Something in the way she said it told James that this was an old wound for her. There was a bitter air around her, as if she was remembering a battle she had been forced away from.

“I’ll now give you the speech that my superior gave me at the time I found out about this system, five years ago.” She said, confirming James’ suspicion.

Seeing that he had no question, she continued “We are losing the battle against time. Dungeons, especially higher rank ones, are expected to keep growing in number as the years go by, and sometimes by the end of the century, we’ll reach saturation.”

James sat there, stunned. “Wha-what does that have to do with the guilds committing crimes?”

Miss Walker gave him a pitying look. “You already know the answer, James. This projection is based upon the guilds continuing to pull their weight.

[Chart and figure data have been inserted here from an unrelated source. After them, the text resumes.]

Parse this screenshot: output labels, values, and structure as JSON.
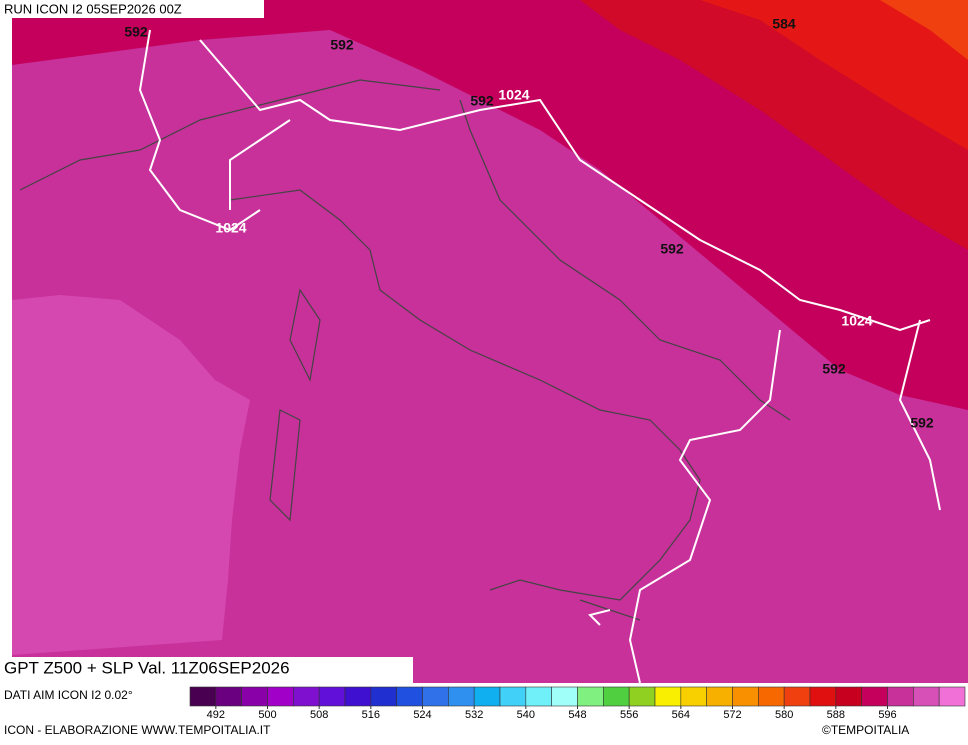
{
  "header": {
    "run": "RUN ICON I2 05SEP2026 00Z"
  },
  "map": {
    "z500_labels": [
      592,
      592,
      592,
      584,
      592,
      592,
      592
    ],
    "slp_labels": [
      1024,
      1024,
      1024
    ]
  },
  "footer": {
    "title": "GPT Z500 + SLP Val. 11Z06SEP2026",
    "source": "DATI AIM ICON I2 0.02°",
    "credit": "ICON - ELABORAZIONE WWW.TEMPOITALIA.IT",
    "copyright": "©TEMPOITALIA"
  },
  "colorbar": {
    "range": [
      488,
      608
    ],
    "colors": [
      "#4a0050",
      "#6a0080",
      "#8a00a8",
      "#a000c8",
      "#8010d0",
      "#6010d8",
      "#4010d0",
      "#2030d0",
      "#2050e0",
      "#3070e8",
      "#3090f0",
      "#10b0f0",
      "#40d0f8",
      "#70f0f8",
      "#a0fff8",
      "#80f080",
      "#50d040",
      "#90d020",
      "#f8f000",
      "#f8d000",
      "#f8b000",
      "#f89000",
      "#f86800",
      "#f04010",
      "#e01010",
      "#c80020",
      "#c4005c",
      "#c8309a",
      "#d650b8",
      "#f070d8"
    ],
    "ticks": [
      492,
      500,
      508,
      516,
      524,
      532,
      540,
      548,
      556,
      564,
      572,
      580,
      588,
      596
    ]
  }
}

If we started to actively persecute every crime they commit, we’d simply not have enough forces to clear the dungeons that keep spawning.”

He gritted his teeth, angry at himself for being able to see sense in her words. “Which means we just have to accept them acting like organized crime syndicates, slowly eroding society away until we are nothing but a bunch of fiefs? Do we have no hope then?”

The woman’s eyes softened, and she patted his hand in a show of comfort. “That projection is only expected to come true if nothing changes. Now, the latest studies expect the mana levels around the planet to plateau around mid-century, which means we are not necessarily done for.”

That was a huge relief, but if it was true, that begged the question “But then why? Why not slowly deal with the most rotten guilds, leaving the righteous ones to help protect the Earth?”

“What makes you think that’s not exactly what’s going on?”

The question stunned James briefly, but he quickly reached the correct conclusion “So you are allowing them to basically tie their nooses with their own hands!”

“Exactly. It will take some time, and some crimes are less urgent than others. Guilds like the Radiant are not worth the effort cleaning them up would require.” She raised a hand, stopping the complaint forming on his lips “The presence of Esposito at your confrontation with their thugs should tell you how intertwined they are with the Golden Sun, and that is a heavy weight we simply cannot move against lightly.”

“So they can continue to siphon off resources from the AA, because they still take less than what would be required to eradicate them.” James concluded with a heavy heart.

“That is correct.” Then, upon seeing his glum expression, she added “Still, that doesn’t mean nothing can be done about them. If I or other high-rankers were to move against them, it would immediately call the Golden Sun’s attention upon us. However, if a newly arrived rookie were to somehow find enough evidence of their crimes and managed to subdue them, well, there is a reason why high rankers avoid getting in the business of those weaker than them.”

A smile slowly crept up, James quickly grasping where she was going. “Just as you can’t get involved because of the Golden Sun, they cannot be the first to come into low ranker business because of you.”

Miss Walker stood up, gracing with an eye-smile “I can see that you have gotten an idea. Now, as a responsible adult, I must warn you not to do anything that would pit you against someone much stronger than you.”

“Of course, Miss. I would never.” That just means I have to hurry and reach D-rank. Just you wait, Callum Wright. You and your little band of criminals better enjoy your freedom while you have it.